稲穂小学校=石原裕次郎。アカシアの樹=赤いハンカチ。札幌の駅前通りあたりの並木かと勝手に思い込んでいたが、あの娘がそっと涙を拭いたのはこの小学校の樹の下だったのだろうか。裕次郎さんの心の中ではそうだったかもしれない。
2歳から小学校の2年までたった6年しか暮らさなかった小樽の町を第二のふるさとと呼び、記念館まで残してくれた裕次郎さん。裕次郎さんのおたるくらしは幸せな思い出がいっぱいなのだろうか。
数日後、ひとりでアカシアの樹を見に行った。曲りくねった歩道は「裕次郎の小径」と名付けられ、稲穂小学校90周年の記念誌に寄せられたという文章のプレートが設置されていた。裕次郎さんだけに限らず、この樹はきっとたくさんの人の思い出の中に立っている樹なのだろう。いつか抱きしめに帰ってくると。

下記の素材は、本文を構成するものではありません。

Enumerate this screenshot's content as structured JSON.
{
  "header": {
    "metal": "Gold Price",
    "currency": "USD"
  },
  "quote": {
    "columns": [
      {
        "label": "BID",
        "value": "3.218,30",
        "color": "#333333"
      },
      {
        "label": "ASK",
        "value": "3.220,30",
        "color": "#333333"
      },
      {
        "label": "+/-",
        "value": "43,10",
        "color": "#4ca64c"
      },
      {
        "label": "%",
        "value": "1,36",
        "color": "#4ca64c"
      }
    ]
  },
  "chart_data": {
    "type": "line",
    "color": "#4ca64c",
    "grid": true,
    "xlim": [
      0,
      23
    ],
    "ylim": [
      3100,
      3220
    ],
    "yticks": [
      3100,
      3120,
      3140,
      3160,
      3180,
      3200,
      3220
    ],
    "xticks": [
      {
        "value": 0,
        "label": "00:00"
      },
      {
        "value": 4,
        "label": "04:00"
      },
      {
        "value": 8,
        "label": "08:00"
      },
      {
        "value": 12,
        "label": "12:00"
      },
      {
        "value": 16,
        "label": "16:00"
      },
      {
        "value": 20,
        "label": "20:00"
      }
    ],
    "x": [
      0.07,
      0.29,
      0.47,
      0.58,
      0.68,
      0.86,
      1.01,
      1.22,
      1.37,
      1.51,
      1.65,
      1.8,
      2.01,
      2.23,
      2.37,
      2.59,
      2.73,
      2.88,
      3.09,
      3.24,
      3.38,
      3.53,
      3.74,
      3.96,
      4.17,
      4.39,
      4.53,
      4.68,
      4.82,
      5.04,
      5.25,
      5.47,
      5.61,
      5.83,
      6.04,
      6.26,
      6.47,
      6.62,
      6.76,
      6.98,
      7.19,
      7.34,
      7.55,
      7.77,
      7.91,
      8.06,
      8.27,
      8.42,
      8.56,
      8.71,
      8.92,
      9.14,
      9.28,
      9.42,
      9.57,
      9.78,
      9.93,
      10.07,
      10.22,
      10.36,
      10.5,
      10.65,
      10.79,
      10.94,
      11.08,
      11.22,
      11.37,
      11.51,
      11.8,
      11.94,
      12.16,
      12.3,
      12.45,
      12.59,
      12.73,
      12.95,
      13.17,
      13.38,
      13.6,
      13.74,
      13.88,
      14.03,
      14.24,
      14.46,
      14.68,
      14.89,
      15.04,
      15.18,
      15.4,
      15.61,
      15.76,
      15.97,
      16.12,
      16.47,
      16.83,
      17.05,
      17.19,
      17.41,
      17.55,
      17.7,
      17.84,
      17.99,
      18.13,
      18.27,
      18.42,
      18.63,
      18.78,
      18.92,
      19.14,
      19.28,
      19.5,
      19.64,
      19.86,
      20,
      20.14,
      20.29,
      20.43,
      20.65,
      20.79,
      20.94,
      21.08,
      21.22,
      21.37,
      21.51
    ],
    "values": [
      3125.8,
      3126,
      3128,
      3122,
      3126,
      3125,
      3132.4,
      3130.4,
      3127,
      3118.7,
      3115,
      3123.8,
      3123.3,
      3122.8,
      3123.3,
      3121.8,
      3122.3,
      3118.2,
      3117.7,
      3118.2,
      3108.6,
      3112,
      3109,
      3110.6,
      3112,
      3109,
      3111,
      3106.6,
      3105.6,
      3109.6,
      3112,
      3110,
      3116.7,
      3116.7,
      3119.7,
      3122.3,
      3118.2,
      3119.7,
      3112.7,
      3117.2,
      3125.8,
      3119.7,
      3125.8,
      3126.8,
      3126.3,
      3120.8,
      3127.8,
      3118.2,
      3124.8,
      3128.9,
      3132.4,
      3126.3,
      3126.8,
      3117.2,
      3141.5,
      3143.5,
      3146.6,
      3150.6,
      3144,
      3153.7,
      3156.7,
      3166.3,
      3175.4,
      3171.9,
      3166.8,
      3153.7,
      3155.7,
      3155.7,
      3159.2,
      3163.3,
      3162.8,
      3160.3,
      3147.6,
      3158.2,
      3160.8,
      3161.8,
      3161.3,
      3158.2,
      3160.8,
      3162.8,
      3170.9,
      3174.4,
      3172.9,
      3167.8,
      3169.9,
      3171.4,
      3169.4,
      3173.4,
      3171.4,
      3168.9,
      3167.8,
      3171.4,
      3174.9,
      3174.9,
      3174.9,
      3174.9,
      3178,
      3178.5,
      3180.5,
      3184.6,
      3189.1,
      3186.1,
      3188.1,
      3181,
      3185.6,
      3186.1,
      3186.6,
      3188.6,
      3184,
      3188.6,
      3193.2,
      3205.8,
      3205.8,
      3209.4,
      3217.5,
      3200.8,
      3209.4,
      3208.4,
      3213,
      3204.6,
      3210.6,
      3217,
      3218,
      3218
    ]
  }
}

それにしても、この街に何十年も暮らしながら知らないことがまだまだありそうだ。いつも同じ道を行き過ぎるばかりの暮らしでは見える景色も色褪せる。ほんの少しの勇気を出して、何かを求めて新しい一歩を踏み出せばいつもの街が違って見える。小樽ならではの思わぬ出会いが待っているかもしれない。